Most retirees do not know they can use a government scheme to draw on the equity in their own home to provide a better income in retirement.
It’s called the Pension Loans Scheme, or PLS.
As of 1 July 2019, changes to eligibility for the PLS mean that all eligible Australians of pension age who own property can now use the equity in their property to generate additional retirement income.
But the current interest rate of 4.5 per cent is too high.
Most people own their own home and want to stay in their own home as they age but many don’t have access to additional income – they are asset rich and cash poor.
The PLS provides a relatively safe way to generate additional income using home equity.
It could be used to:
- top up existing income from the pension, investments and employment to provide a more comfortable lifestyle in retirement
- meet income shortfalls during extraordinary events, such as a financial crisis
- fund health care services including ongoing home or residential care services, or
- assist family members in financial hardship.
Historically, there has been low take up of the scheme because the interest rate was not competitive and the scheme was poorly promoted.
The interest rate was as high as 5.25 per cent for many years before being dropped to 4.5 per cent from January 2020. Yet this rate is still well above commercial interest rates and likely unattractive to retirees.
National Seniors believes the take-up of this scheme would increase if the interest rate was lowered to better reflect current interest rates and was more widely promoted.
Under the scheme, the government uses the equity in a person’s home to pay them this fortnightly payment. The government recovers the loan and interest from their estate.
Unlike reverse mortgages, the PLS cannot be taken as a lump sum. It is only paid on a fortnightly basis.
The maximum amount available via the PLS is 150 per cent of the maximum pension rate. As at 14 July 2020, the maximum amount payable was $2,135.40 per fortnight for a couple and $1,416.45 for a single. However, a retiree can choose to withdraw a smaller amount, can stop or start payments at any time, and can pay back the loan at any time.
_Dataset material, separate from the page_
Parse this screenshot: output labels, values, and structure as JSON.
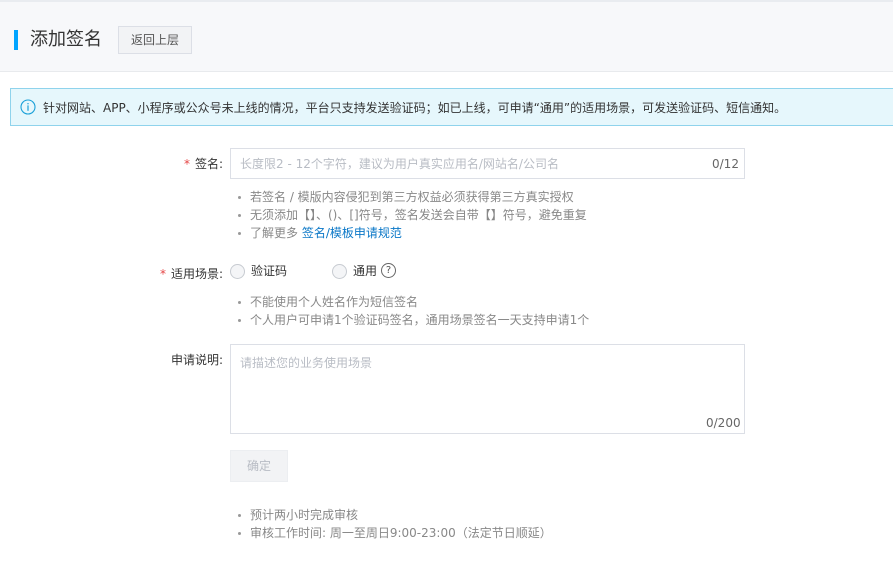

The government charges a compound interest of 4.5 per cent on the loan amount.
Importantly, PLS payments do not count towards the pension income test or affect the aged care means test. Amounts received from a PLS loan are also non-taxable.
Bob and Alison Mayer* are 87 and 84 respectively. They are on a full Age Pension. They own their own home outright. It’s an older home on a large block and has been recently valued at $780,000. Their combined Age Pension income is currently $1,423.60 per fortnight ($37,014 per year).
Alison has dementia and receives a Level four package with a dementia supplement. Bob provides Alison’s care needs together with the support of 11 hours per week from a provider.
Alison’s care needs have increased significantly, and Bob is both exhausted and stressed. The children have suggested it is now time he looked at residential care for Alison. Bob is adamant he wants them to remain at home for as long as possible.
Bob decides to draw down $16,000 per annum ($615.38 per fortnight) to cover the additional costs of private care by topping up their government funded care package.
The arrangement also provides more personal care hours than in an aged care home (4 hours per day compared to an average of less than 3 in a residential care home).
Over 5 years, Bob and Alison would build up a loan of $94,765 (including compound interest of $10,664).
If the PLS rate went down to 3.25 per cent, the interest over 5 years would only be $7,717.
John and Vera Hunt* are 75 and 69 respectively. They are self-funded retirees who own their own home outright. The home has been recently valued at $900,000. Their regular income from their investments is $2,820 per fortnight ($73,320 per year), however the recent hit to the share market means their income is greatly diminished, at least in the short term.
On top of this they both have long-term health conditions and private health insurance which add to their living costs. They also have a daughter who has recently lost her job and is struggling with mortgage repayments. John and Vera want to meet their health care costs, help their daughter and still have a quality retirement.
They decide to draw down $500.00 per fortnight ($13,000 per annum) to cover some of their private health costs and give their daughter help with her mortgage.
If they did this for 5 years, John and Vera would build up a loan of approximately $77,000 (including compound interest of $8,800). [If their home grew in value at 3 per cent p.a. after 5 years, they'd have net equity in their home of approximately $966,000].
If the PLS rate went down to 3.25 per cent the interest payable over 5 years would only be $6,400.
If their investment income went up, they might want to reduce their PLS payment. They could also choose to stop the payment altogether if their situation changes.
Conversely, if they needed more income, they could increase their payment up to the maximum amount of 150 per cent of the pension.
This would ultimately affect the final amount they would owe in the future. They would need to think about this carefully and factor in the additional interest charged over the life of the loan until the estate was settled.
*Not their real names.
Improving the PLS is a simple way that government can use the current low interest rate environment to help older Australians unlock equity in their home and fund a better retirement.